A sales tax increase at big cedar properties is helping the venue address those issues by widening Highway 86 and making other changes. But now, it’s neighbors who are upset.

“Two days ago, we received a call from a realtor saying he represented Mr. Morris and he wanted to buy our house,” Brenda Chodrick said. She lives about half a mile from Thunder Ridge Nature Arena. “He said Mr. Morris does not like homes around his projects. He said, quite honestly, it’s just for the land that he wants. So the home would be bulldozed.”

Chodrick bought her home off Oakview Drive four years ago and planned for it to be a retirement home. Around May 15, she noticed construction across from her home.

“The residential lots directly across the street from us were being bulldozed, just decimated,” Chodrick said.
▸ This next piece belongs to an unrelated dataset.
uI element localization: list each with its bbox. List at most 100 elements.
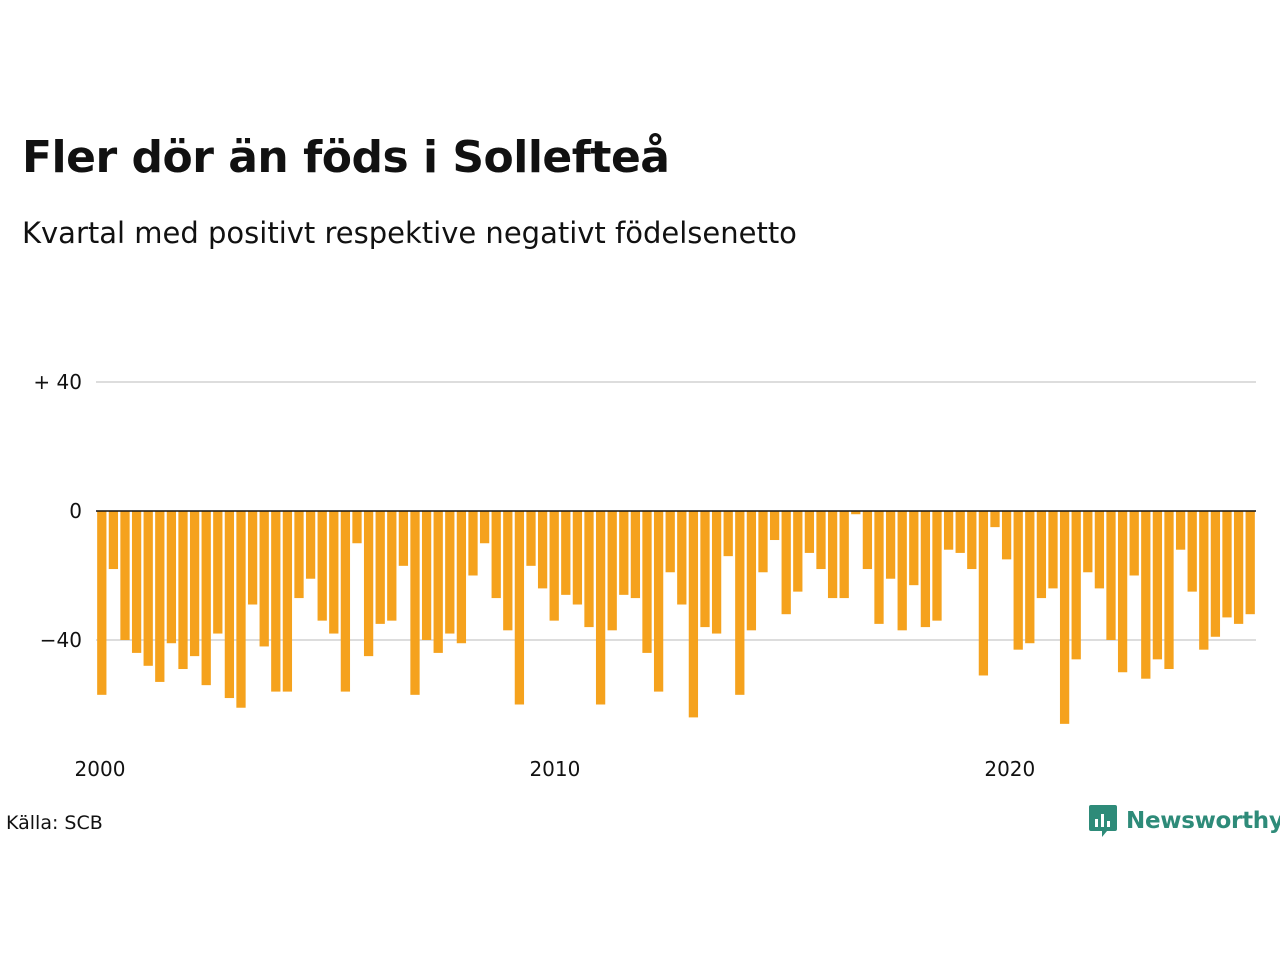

Taney County Planning and Zoning Commission said the plot of land across from Chodrick’s is owned by an entity affiliated with Johnny Morris. Right now, the commission said all they can do is clear the land. If they want to build on it, they would need to get additional permits.

“We’re watching every day for notices of any kind of a zoning change, and we haven’t seen it,” Chodrick said. “The unknown is very fearful for us and [with] the small amount of trees that are left we hope with everything we’ve got that they’re done.”
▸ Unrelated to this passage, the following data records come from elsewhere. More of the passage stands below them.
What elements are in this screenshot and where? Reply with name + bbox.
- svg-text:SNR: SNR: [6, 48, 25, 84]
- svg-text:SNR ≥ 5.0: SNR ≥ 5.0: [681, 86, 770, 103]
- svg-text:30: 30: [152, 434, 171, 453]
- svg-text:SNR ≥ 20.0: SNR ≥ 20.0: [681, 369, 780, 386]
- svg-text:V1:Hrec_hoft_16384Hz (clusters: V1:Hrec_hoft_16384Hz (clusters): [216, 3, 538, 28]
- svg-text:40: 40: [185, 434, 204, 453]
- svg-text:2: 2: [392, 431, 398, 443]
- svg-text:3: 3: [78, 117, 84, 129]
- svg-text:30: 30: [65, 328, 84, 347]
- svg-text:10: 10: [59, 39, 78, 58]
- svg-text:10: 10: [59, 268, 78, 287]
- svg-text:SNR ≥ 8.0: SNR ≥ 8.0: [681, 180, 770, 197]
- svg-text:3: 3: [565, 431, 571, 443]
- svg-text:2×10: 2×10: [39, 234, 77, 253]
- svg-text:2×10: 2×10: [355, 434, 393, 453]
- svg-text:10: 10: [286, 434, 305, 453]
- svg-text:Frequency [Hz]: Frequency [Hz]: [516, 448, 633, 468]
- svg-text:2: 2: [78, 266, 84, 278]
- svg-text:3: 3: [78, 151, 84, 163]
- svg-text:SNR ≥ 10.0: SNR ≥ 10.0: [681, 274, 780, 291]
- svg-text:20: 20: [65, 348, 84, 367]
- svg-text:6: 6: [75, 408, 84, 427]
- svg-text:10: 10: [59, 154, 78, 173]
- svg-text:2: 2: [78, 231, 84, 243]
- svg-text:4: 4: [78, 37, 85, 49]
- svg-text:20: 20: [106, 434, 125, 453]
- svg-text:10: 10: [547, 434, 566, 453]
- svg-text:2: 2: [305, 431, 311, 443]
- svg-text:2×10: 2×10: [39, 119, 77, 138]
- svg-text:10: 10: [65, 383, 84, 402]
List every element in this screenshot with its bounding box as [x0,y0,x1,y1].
One confirmed project is the expansion of Highway 86, the road leading concertgoers to Thunder Ridge Nature Arena.

“We’ve seen a lot of trees cut down along this side of the road and more that appear to still be marked for cutting to make that a four-lane [road],” Chodrick said.

The highway is only two lanes, causing stand-still traffic for hours leaving people unable to attend the concert which made the need for a bigger highway more pressing.

“There’s a lot of parking lots down 86 with this new amphitheater,” Keith Tucker said. He also lives on Oakview Drive. “Nobody’s telling us anything about really what that is.”

Tucker and Chodrick said they both want answers as to what changes are happening in their neighborhood.

“I spent 15 years fixing this house up and just retired down here,” Tucker said. “[There’s] a lot of nature around here and it’s just peaceful. I just want to know what’s going on.”